Moreover, it's worth recalling that Trump does this song and dance literally
every time he competes, and especially if he doesn't win. The guy was railing against how the 2016 election was
obviously rigged against him in the weeks leading up to the 2016 election (and months before this one). Curiously, as soon as he won the electoral college those claims evaporated and he started bragging about how resounding his victory was. When he found out that he lost the popular vote, he started claiming that he
actually won the popular vote, it was just that
millions of illegitimate votes made it seem otherwise (a claim he pulled out of nowhere and has never been able to substantiate). He railed against the Emmys as rigged against him because the Apprentice lost to the Amazing Race in 2004-2006. Any time he doesn't like the results, he claims the results only happened because of foul play. He claimed that Obama's reelection in 2012 was proof that America was not really a democracy and that the American people needed to "fight like hell and stop this great and disgusting injustice". He claimed that he didn't actually lose the Iowa Caucus to Ted Cruz, but that Cruz stole it, and that - wait for it - the results should be invalidated (sound familiar?). "Based on the fraud committed by Senator Ted Cruz during the Iowa Caucus, either a new election should take place or Cruz results nullified." Hell, for this election he actually laid it bare that he'd assume the election to be fair if he won but unfair if he lost. "The only way we're going to lose this election is if the election is rigged".

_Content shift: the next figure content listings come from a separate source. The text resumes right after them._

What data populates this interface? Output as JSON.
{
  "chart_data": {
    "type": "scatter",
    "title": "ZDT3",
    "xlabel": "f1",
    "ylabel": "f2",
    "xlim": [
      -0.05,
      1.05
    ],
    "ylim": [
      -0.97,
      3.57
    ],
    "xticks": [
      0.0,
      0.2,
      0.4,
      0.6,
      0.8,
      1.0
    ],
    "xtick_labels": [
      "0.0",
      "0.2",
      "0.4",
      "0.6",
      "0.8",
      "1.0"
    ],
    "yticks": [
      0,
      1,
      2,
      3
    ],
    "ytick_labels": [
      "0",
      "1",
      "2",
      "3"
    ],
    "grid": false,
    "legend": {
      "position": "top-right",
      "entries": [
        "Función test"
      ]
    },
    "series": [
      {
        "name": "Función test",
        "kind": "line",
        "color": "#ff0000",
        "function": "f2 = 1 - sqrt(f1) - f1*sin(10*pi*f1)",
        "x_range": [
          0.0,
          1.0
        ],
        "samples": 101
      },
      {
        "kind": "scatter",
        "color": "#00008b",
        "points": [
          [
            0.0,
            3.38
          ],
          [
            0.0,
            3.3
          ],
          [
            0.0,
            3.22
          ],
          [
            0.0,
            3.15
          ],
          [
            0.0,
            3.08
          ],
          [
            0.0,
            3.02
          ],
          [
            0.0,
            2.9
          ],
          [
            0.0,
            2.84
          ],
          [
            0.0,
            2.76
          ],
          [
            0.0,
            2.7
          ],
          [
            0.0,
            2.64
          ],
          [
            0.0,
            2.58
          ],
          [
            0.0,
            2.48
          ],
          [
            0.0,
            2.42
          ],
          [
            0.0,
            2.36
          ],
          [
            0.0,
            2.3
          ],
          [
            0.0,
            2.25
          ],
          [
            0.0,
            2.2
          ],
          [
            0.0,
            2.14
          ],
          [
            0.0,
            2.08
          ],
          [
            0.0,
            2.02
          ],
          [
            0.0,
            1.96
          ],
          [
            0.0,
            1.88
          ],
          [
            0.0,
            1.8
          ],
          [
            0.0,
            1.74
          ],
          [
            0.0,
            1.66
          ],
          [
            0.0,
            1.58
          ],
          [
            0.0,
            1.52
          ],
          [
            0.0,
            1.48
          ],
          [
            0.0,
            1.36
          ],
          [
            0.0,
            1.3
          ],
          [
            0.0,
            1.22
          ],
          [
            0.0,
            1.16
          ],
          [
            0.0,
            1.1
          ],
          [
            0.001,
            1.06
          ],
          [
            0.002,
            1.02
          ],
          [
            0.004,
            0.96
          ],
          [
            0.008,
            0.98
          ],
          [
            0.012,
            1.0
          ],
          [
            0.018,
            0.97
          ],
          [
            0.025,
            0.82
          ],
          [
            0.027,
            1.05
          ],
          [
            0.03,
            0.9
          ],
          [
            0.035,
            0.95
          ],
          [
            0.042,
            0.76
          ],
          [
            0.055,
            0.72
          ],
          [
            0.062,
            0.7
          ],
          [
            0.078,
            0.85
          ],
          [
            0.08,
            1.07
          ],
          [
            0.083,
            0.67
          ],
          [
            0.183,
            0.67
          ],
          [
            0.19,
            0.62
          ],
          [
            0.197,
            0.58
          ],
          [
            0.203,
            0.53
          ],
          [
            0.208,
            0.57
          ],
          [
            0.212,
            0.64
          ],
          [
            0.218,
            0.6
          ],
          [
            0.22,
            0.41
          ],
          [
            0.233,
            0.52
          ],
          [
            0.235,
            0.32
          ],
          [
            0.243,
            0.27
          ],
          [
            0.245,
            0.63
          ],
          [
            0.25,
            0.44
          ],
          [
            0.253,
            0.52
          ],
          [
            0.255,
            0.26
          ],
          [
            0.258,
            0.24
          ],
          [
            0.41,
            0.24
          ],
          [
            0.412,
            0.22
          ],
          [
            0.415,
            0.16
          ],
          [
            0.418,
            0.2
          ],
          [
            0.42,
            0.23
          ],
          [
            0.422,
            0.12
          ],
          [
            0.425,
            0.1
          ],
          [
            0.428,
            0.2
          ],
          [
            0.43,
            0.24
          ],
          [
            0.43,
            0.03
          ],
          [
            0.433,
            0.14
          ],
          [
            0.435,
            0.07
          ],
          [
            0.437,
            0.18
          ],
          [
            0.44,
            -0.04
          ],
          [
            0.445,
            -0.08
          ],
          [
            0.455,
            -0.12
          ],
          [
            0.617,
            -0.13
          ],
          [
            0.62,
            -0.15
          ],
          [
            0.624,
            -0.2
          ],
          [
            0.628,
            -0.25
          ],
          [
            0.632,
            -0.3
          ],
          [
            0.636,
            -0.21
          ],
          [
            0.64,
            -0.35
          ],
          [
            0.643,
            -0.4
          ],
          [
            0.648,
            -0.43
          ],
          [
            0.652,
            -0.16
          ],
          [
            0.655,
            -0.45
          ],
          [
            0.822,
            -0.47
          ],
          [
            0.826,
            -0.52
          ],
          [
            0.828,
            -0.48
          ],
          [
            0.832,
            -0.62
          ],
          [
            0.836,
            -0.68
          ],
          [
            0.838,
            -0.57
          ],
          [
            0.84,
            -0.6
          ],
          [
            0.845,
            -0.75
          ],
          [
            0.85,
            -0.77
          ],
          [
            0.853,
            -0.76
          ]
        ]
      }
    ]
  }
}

Every. Goddamn. Time. It's always "Heads I win. Tails they cheated". And it's always a baseless claim he jumps out the gate with. No evidence, he just assumes it to be true for the sake of his ego. This case is no different. As shown repeatedly in court, they don't actually have evidence of large scale fraud. They're simply refusing to accept that Trump could have lost legitimately and are working backwards from that conclusion to speculate that large scale fraud
must exist, and that that without it Trump would have not only won but would have had a landslide victory in which he won by "millions of votes".
It's the same canard Trump pulled with the Emmys. The same one Trump pulled with Obama's reelection. And the Iowa Caucus. And the 2016 election until Trump winning the electoral college made them immediately change their tune. And
then, it's just like they did with the popular vote after that. Let me reemphasize that: As soon as he learned of the results he immediately went from "the results will be fraudulent" to "the part I won is legitimate but the part I didn't win is fraudulent". "Heads I win. Tails they cheated". Or, in his own words months ago, "The only way we can lose is if cheating goes on". They're
brazenly throwing shit at the wall and hoping that something will stick. How many times does he have to pull this stunt before you start being skeptical and actually give his claims a long hard look instead of simply assuming them to be true?